Three British bankers extradited to the US on fraud charges connected to former US energy giant Enron have pleaded guilty to one count of wire fraud.
The three were forced to stay in the US before their trial.
David Bermingham, 44, Gary Mulgrew, 45, and Giles Darby, 44, the so-called NatWest Three, were in a Texas court.
Until now the three had protested their innocence to all seven fraud charges.
Prosecutors say that in 2000 the three men advised former employer, NatWest, to sell part of a firm owned by Enron for less than it was worth.
It is claimed that the three then left the bank and bought a stake in the Enron-owned company, before selling it on at a significantly higher price and making a huge profit.

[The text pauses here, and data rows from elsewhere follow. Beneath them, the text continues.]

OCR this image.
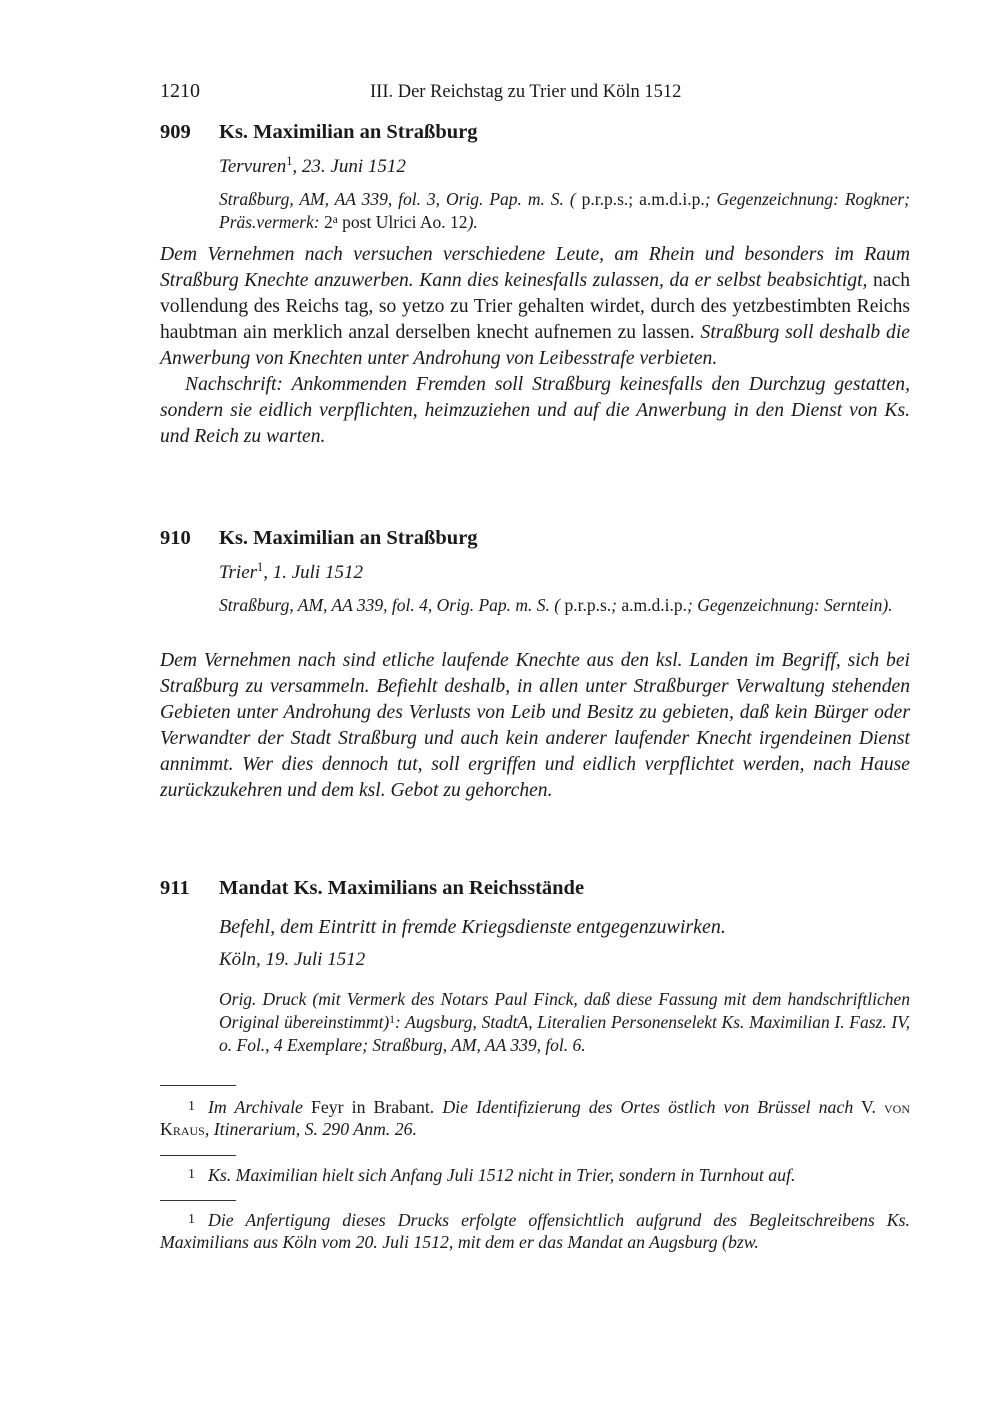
1210	III. Der Reichstag zu Trier und Köln 1512
909 Ks. Maximilian an Straßburg
Tervuren$^1$, 23. Juni 1512
Straßburg, AM, AA 339, fol. 3, Orig. Pap. m. S. ( p.r.p.s.; a.m.d.i.p.; Gegenzeichnung: Rogkner; Präs.vermerk: 2$^a$ post Ulrici Ao. 12).

Dem Vernehmen nach versuchen verschiedene Leute, am Rhein und besonders im Raum Straßburg Knechte anzuwerben. Kann dies keinesfalls zulassen, da er selbst beabsichtigt, nach vollendung des Reichs tag, so yetzo zu Trier gehalten wirdet, durch des yetzbestimbten Reichs haubtman ain merklich anzal derselben knecht aufnemen zu lassen. Straßburg soll deshalb die Anwerbung von Knechten unter Androhung von Leibesstrafe verbieten.

Nachschrift: Ankommenden Fremden soll Straßburg keinesfalls den Durchzug gestatten, sondern sie eidlich verpflichten, heimzuziehen und auf die Anwerbung in den Dienst von Ks. und Reich zu warten.

910 Ks. Maximilian an Straßburg
Trier$^1$, 1. Juli 1512
Straßburg, AM, AA 339, fol. 4, Orig. Pap. m. S. ( p.r.p.s.; a.m.d.i.p.; Gegenzeichnung: Serntein).

Dem Vernehmen nach sind etliche laufende Knechte aus den ksl. Landen im Begriff, sich bei Straßburg zu versammeln. Befiehlt deshalb, in allen unter Straßburger Verwaltung stehenden Gebieten unter Androhung des Verlusts von Leib und Besitz zu gebieten, daß kein Bürger oder Verwandter der Stadt Straßburg und auch kein anderer laufender Knecht irgendeinen Dienst annimmt. Wer dies dennoch tut, soll ergriffen und eidlich verpflichtet werden, nach Hause zurückzukehren und dem ksl. Gebot zu gehorchen.

911 Mandat Ks. Maximilians an Reichsstände
Befehl, dem Eintritt in fremde Kriegsdienste entgegenzuwirken.
Köln, 19. Juli 1512
Orig. Druck (mit Vermerk des Notars Paul Finck, daß diese Fassung mit dem handschriftlichen Original übereinstimmt)$^1$: Augsburg, StadtA, Literalien Personenselekt Ks. Maximilian I. Fasz. IV, o. Fol., 4 Exemplare; Straßburg, AM, AA 339, fol. 6.
1 Im Archivale Feyr in Brabant. Die Identifizierung des Ortes östlich von Brüssel nach V. von Kraus, Itinerarium, S. 290 Anm. 26.
1 Ks. Maximilian hielt sich Anfang Juli 1512 nicht in Trier, sondern in Turnhout auf.
1 Die Anfertigung dieses Drucks erfolgte offensichtlich aufgrund des Begleitschreibens Ks. Maximilians aus Köln vom 20. Juli 1512, mit dem er das Mandat an Augsburg (bzw.
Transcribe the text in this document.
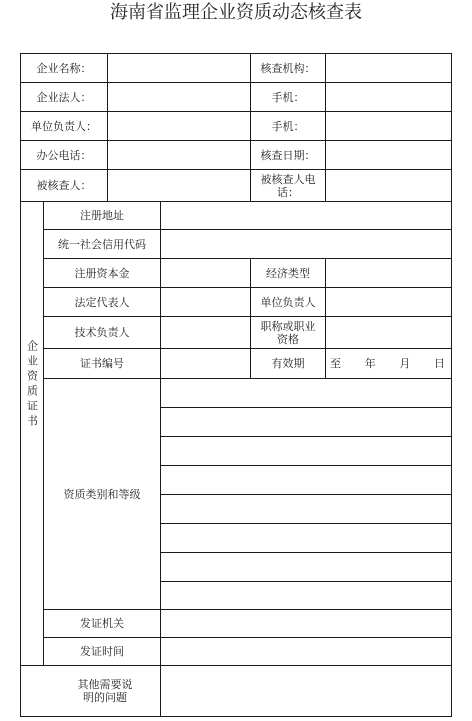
海南省监理企业资质动态核查表
企业名称：	核查机构：
企业法人：	手机：
单位负责人：	手机：
办公电话：	核查日期：
被核查人：	被核查人电话：
企业资质证书
注册地址
统一社会信用代码
注册资本金	经济类型
法定代表人	单位负责人
技术负责人	职称或职业资格
证书编号	有效期	至 年 月 日
资质类别和等级
发证机关
发证时间
其他需要说明的问题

They were arrested in the UK in 2004.
The case hit the headlines last year as the three men fought against their extradition to the US.
The three are said to have profited from a former Enron business
They were extradited in July 2006 under a new fast-track system agreed by the UK government and face up to 35 years in prison if found guilty on all charges.

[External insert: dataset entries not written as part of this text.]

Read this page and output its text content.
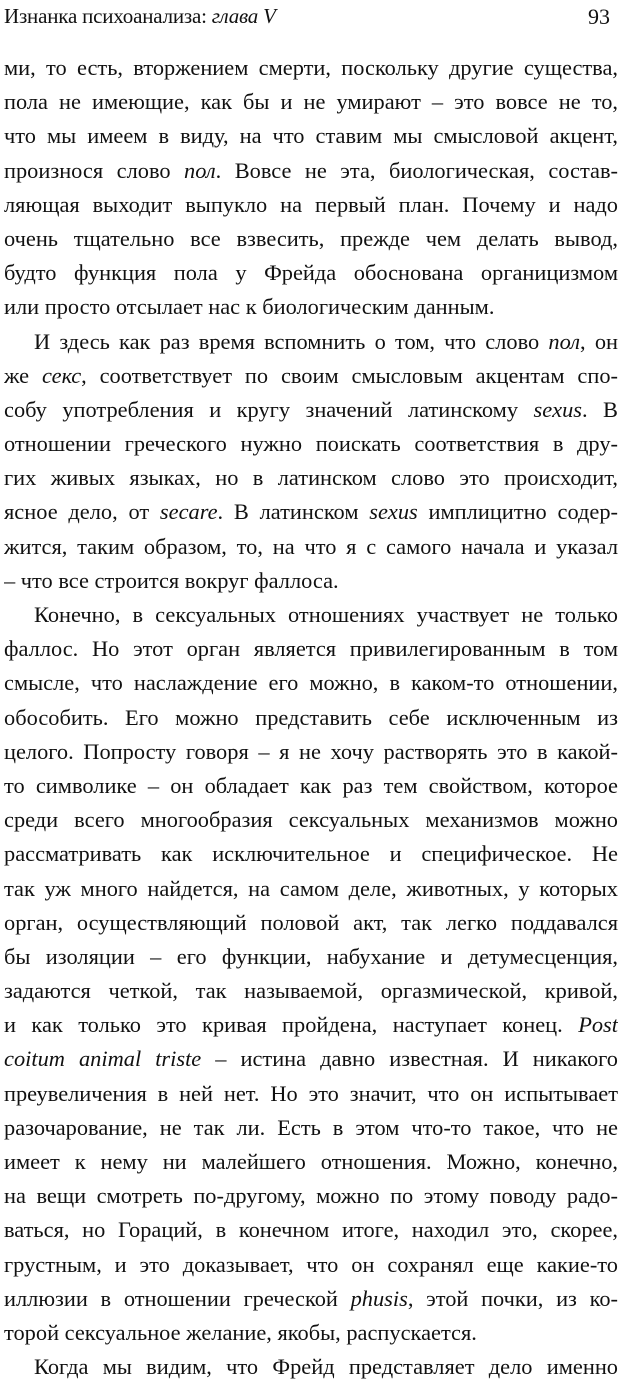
Изнанка психоанализа: глава V	93
ми, то есть, вторжением смерти, поскольку другие существа,
пола не имеющие, как бы и не умирают – это вовсе не то,
что мы имеем в виду, на что ставим мы смысловой акцент,
произнося слово пол. Вовсе не эта, биологическая, состав-
ляющая выходит выпукло на первый план. Почему и надо
очень тщательно все взвесить, прежде чем делать вывод,
будто функция пола у Фрейда обоснована органицизмом
или просто отсылает нас к биологическим данным.
И здесь как раз время вспомнить о том, что слово пол, он
же секс, соответствует по своим смысловым акцентам спо-
собу употребления и кругу значений латинскому sexus. В
отношении греческого нужно поискать соответствия в дру-
гих живых языках, но в латинском слово это происходит,
ясное дело, от secare. В латинском sexus имплицитно содер-
жится, таким образом, то, на что я с самого начала и указал
– что все строится вокруг фаллоса.
Конечно, в сексуальных отношениях участвует не только
фаллос. Но этот орган является привилегированным в том
смысле, что наслаждение его можно, в каком-то отношении,
обособить. Его можно представить себе исключенным из
целого. Попросту говоря – я не хочу растворять это в какой-
то символике – он обладает как раз тем свойством, которое
среди всего многообразия сексуальных механизмов можно
рассматривать как исключительное и специфическое. Не
так уж много найдется, на самом деле, животных, у которых
орган, осуществляющий половой акт, так легко поддавался
бы изоляции – его функции, набухание и детумесценция,
задаются четкой, так называемой, оргазмической, кривой,
и как только это кривая пройдена, наступает конец. Post
coitum animal triste – истина давно известная. И никакого
преувеличения в ней нет. Но это значит, что он испытывает
разочарование, не так ли. Есть в этом что-то такое, что не
имеет к нему ни малейшего отношения. Можно, конечно,
на вещи смотреть по-другому, можно по этому поводу радо-
ваться, но Гораций, в конечном итоге, находил это, скорее,
грустным, и это доказывает, что он сохранял еще какие-то
иллюзии в отношении греческой phusis, этой почки, из ко-
торой сексуальное желание, якобы, распускается.
Когда мы видим, что Фрейд представляет дело именно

All three have been on bail since shortly after their extradition but were barred from returning to the UK before their trial.
They are now due to be sentenced on 22 February.

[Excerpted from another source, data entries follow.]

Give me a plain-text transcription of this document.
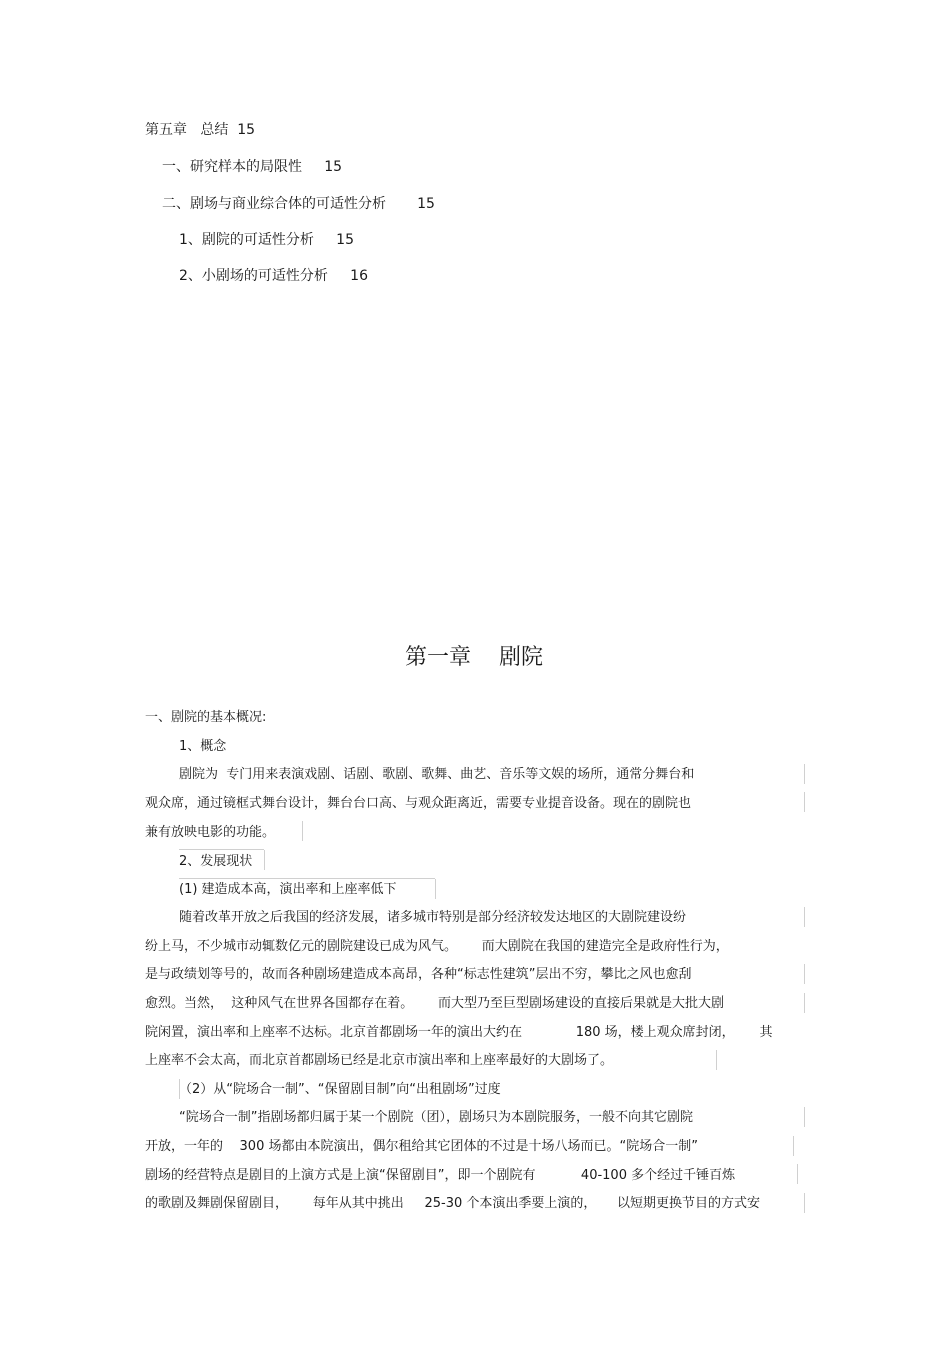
第五章   总结  15
一、研究样本的局限性     15
二、剧场与商业综合体的可适性分析       15
1、剧院的可适性分析     15
2、小剧场的可适性分析     16
第一章    剧院
一、剧院的基本概况:
1、概念
剧院为  专门用来表演戏剧、话剧、歌剧、歌舞、曲艺、音乐等文娱的场所，通常分舞台和
观众席，通过镜框式舞台设计，舞台台口高、与观众距离近，需要专业提音设备。现在的剧院也
兼有放映电影的功能。
2、发展现状
(1) 建造成本高，演出率和上座率低下
随着改革开放之后我国的经济发展，诸多城市特别是部分经济较发达地区的大剧院建设纷
纷上马，不少城市动辄数亿元的剧院建设已成为风气。      而大剧院在我国的建造完全是政府性行为，
是与政绩划等号的，故而各种剧场建造成本高昂，各种“标志性建筑”层出不穷，攀比之风也愈刮
愈烈。当然，  这种风气在世界各国都存在着。      而大型乃至巨型剧场建设的直接后果就是大批大剧
院闲置，演出率和上座率不达标。北京首都剧场一年的演出大约在             180 场，楼上观众席封闭，      其
上座率不会太高，而北京首都剧场已经是北京市演出率和上座率最好的大剧场了。
（2）从“院场合一制”、“保留剧目制”向“出租剧场”过度
“院场合一制”指剧场都归属于某一个剧院（团），剧场只为本剧院服务，一般不向其它剧院
开放，一年的    300 场都由本院演出，偶尔租给其它团体的不过是十场八场而已。“院场合一制”
剧场的经营特点是剧目的上演方式是上演“保留剧目”，即一个剧院有           40-100 多个经过千锤百炼
的歌剧及舞剧保留剧目，      每年从其中挑出     25-30 个本演出季要上演的，     以短期更换节目的方式安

Enron, once the seventh largest company in the US, collapsed in 2001 with debts of $31.8bn (£18.3bn) after it was revealed that it had fraudulently hidden vast losses from investors.
Wire fraud is a US legal concept that allows for higher penalties against any fraudulent activity, if the activity in question involves electronic communications of any sort.
It is often used as a means for a federal prosecution of what would otherwise have been a matter for a state court.